1*1 1*2 1*3 1*4 2*2 2*3 2*4 3*3 3*4 4*4 = 1 2 3 4 4 6 8 9 12 16 = 65
Example Example 2
Input: n = 10
Output: 1705The Chinese translation of
Explanation
is:Explanation
i ranges from 1 to 10, j ranges from i to 10.
1*1 1*2 … 1*10 2*2 2*3 … 2*10 3*3 3*4 … 3*10 4*4 4 *5 … 4*10 5*5 5*6 … 5*10 6*6 6*7 … 6*10 7*7 7*8 … 7*10 8* 8 8*9 8*10 9*9 9*10 10*10 = 1705
Method 1: Brute force cracking method
The brute force solution to this problem is to use two for loops to iterate all possible pairs of numbers in the range, where the first loop iterates from 1 to n and the second loop iterates from the first number to n.
pseudocode
procedure pairwiseProduct (n) sum = 0 for i = 1 to n for j = i to n sum = sum + (i * j) end procedure
Example: C implementation
In the following program, we find all possible pairs and then find the sum of the products.

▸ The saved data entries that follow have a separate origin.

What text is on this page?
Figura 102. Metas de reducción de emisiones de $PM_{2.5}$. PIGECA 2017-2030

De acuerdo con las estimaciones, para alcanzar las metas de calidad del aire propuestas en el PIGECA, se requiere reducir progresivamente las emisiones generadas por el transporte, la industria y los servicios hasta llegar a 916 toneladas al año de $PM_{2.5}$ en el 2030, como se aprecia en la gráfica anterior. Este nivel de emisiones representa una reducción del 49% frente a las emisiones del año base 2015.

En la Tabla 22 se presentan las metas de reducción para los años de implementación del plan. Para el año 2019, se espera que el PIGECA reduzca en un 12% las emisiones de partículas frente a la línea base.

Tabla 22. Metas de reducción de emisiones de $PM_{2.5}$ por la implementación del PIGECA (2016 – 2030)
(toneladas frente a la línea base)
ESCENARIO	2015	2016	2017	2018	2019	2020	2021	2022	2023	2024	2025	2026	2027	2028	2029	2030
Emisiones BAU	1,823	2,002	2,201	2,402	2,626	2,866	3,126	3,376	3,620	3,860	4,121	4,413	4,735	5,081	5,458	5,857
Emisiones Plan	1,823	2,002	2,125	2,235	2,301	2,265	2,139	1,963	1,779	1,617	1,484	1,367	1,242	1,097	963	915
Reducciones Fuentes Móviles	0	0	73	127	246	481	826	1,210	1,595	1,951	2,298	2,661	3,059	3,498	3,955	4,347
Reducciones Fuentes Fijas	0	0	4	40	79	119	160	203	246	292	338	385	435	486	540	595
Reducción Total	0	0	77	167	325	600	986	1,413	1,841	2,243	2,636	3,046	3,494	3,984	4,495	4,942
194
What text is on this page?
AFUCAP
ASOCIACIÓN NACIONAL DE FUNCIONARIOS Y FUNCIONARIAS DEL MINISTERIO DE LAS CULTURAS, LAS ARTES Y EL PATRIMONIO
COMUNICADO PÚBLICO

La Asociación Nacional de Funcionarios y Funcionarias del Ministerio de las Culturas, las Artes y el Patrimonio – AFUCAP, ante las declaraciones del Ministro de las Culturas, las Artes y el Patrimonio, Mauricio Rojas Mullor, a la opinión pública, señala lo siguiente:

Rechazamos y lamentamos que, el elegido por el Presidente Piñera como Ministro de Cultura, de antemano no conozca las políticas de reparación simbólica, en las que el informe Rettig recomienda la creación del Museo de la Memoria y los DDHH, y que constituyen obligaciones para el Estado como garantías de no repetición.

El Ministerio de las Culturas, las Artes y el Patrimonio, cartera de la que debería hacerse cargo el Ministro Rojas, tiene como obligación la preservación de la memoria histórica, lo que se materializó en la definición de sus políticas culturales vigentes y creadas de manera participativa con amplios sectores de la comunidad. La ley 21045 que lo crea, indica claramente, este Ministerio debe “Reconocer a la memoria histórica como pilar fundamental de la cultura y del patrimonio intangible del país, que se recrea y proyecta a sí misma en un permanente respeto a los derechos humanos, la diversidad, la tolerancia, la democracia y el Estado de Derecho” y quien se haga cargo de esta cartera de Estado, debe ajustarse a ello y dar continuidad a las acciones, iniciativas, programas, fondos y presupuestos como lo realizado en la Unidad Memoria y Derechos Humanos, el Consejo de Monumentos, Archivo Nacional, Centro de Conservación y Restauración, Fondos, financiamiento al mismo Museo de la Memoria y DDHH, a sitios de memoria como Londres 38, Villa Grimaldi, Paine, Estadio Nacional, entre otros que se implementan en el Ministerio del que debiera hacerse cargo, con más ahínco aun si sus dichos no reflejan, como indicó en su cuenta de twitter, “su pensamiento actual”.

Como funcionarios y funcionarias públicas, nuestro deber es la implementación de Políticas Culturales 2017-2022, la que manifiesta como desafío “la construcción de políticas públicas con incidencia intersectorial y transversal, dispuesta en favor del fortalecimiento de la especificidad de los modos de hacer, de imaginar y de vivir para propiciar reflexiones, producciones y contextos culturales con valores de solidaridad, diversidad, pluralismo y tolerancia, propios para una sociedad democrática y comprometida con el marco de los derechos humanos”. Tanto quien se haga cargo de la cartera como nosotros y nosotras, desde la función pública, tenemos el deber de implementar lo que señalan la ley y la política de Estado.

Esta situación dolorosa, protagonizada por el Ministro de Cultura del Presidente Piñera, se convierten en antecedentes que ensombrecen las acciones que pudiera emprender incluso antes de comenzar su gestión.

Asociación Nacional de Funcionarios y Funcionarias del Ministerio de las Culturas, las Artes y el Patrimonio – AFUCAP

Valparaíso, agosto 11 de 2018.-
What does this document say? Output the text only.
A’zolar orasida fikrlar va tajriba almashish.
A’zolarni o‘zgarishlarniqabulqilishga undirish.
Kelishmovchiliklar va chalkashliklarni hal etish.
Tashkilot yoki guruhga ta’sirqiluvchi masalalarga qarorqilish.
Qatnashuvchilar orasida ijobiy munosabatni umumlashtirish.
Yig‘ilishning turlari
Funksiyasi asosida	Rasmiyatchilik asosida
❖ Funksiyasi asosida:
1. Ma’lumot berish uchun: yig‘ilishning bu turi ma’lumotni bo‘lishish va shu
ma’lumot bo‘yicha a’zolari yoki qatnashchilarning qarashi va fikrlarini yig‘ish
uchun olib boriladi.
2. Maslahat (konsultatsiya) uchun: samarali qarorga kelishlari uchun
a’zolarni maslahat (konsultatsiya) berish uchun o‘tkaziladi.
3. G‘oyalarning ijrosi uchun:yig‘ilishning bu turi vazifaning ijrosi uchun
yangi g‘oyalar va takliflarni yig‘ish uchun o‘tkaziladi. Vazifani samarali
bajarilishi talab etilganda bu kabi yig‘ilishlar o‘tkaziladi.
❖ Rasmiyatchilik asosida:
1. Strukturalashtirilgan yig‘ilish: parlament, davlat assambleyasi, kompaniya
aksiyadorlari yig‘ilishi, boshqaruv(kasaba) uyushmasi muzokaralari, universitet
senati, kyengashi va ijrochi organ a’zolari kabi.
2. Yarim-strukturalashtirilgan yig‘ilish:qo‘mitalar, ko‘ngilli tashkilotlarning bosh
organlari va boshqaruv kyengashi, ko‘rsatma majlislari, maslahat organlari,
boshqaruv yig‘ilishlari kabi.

#include <bits/stdc++.h> using namespace std; // Function to find pairwise product over the range 1 to n, 1 and n inclusive unsigned long long pairwiseProduct(unsigned int n){ unsigned long long sum = 0; // First number: 1 <= i <= n for (unsigned int i = 1; i <= n; i++){ // Second number: i <= j <= n for (unsigned int j = i; j <= n; j++){ sum += i * j; } } return sum; } int main(){ unsigned long long n = 9; cout << "Pairwise Product = " << pairwiseProduct(n); return 0; }
Output
Pairwise Product = 1155
Time complexity - O(n^2)
Space complexity - O(1)
Method Two
Take n = 4 as an example,
I = 1*1 1*2 1*3 1*4 2*2 2*3 2*4 3*3 3*4 4*4
In simplifying the above,
I = 1*1 (1 2)*2 (1 2 3)*3 (1 2 3 4)*4
Take prefix_sum[1] = 1,
Prefix sum[2] = 1 2,
Prefix sum[3] = 1 2 3,
Prefix sum[2] = 1 2,
pseudocode
procedure pairwiseProduct (n) sum = 0 prefixSum = 0 for i = 1 to n prefixSum = prefixSum + 1 sum = sum + i * prefixSum end procedure
Example: C implementation
In the program below, we find the sum of each iteration, the prefix sum, and multiply it by the number of iterations, then add to the final sum at each step.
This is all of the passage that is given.